Montag, 28. Januar 2008
Es ist kalt. Die Landschaft liegt unter einer dichten Schneedecke und der eisige Wind treibt winzige Eiskristalle wie feinen Sand vor sich her. Zehn Grad unter Null zeigt das Thermometer auf ESRANGE, dem Raketenstartplatz beim schwedischen Städtchen Kiruna. Doch hier am Nordpolarkreis sind das geradezu frühlingshaft milde Temperaturen.
Minus 30 Grad Celsius sind um diese Jahreszeit keine Seltenheit. Die Sonne lässt sich erst um 9 Uhr blicken und erhebt sich nur geringfügig über den Horizont. Schon gegen 15 Uhr verschwindet sie gänzlich und eine lange Nacht beginnt. Recht unwirtliche Bedingungen, sollte man meinen. Und doch zieht es Forscher aus aller Welt hierher.

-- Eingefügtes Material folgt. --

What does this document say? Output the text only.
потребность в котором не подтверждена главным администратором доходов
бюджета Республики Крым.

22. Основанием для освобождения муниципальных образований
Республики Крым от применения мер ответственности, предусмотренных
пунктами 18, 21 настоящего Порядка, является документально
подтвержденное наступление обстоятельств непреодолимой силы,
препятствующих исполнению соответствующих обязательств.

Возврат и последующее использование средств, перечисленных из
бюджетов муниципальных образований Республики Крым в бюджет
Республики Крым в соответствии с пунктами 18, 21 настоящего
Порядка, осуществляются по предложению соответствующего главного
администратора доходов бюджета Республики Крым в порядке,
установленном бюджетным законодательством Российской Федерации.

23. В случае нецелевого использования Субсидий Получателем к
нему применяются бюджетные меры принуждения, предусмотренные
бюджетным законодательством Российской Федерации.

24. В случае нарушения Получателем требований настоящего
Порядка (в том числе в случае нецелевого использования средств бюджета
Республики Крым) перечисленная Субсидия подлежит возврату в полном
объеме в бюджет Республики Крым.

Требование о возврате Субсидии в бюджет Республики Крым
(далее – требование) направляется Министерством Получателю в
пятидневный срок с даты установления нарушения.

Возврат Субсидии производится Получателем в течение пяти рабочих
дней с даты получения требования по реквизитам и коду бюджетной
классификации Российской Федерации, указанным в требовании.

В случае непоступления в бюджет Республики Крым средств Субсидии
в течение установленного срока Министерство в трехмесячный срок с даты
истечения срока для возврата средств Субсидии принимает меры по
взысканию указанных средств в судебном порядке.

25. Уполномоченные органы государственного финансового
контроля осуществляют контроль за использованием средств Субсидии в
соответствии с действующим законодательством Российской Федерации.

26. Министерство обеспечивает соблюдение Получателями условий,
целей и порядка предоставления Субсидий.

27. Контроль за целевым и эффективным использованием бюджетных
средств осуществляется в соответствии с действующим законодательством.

Denn seit über 30 Jahren starten von ESRANGE die Forschungsraketen des TEXUS-Programms. TEXUS, das steht für "Technologische Experimente unter Schwerelosigkeit". Die Forscher führen darin Versuche zu biologischen, physikalischen und materialwissenschaftlichen Fragen durch. In wenigen Tagen startet die Mission TEXUS 44 mit drei Experimenten aus Deutschland und Italien an Bord.
Auf dem Gelände laufen die Vorbereitungen bereits auf Hochtouren. Die Wissenschaftsteams bereiten seit Tagen ihre Versuchsanlagen vor. In den Fertigungsräumen und Laboren wird geschraubt, montiert und kalibriert. Die Biologen kümmern sich um ihre Pflanzenkeimlinge, während die Materialwissenschaftler die Leitungen ihrer Geräte überprüfen.
Dies tun sie mit Hilfe einer Helium-Pistole. Ein Wissenschaftler "schießt" damit das leichte Gas auf die Leitungen. Die Helium-Moleküle sind so klein, dass sie durch die kleinsten Ritzen und Risse hindurchschlüpfen. Wenn die Leitung nicht absolut dicht ist, lässt sich also am Ende der Leitung Helium nachweisen. Doch "die Luft ist rein" und die Forscher sind dementsprechend zufrieden.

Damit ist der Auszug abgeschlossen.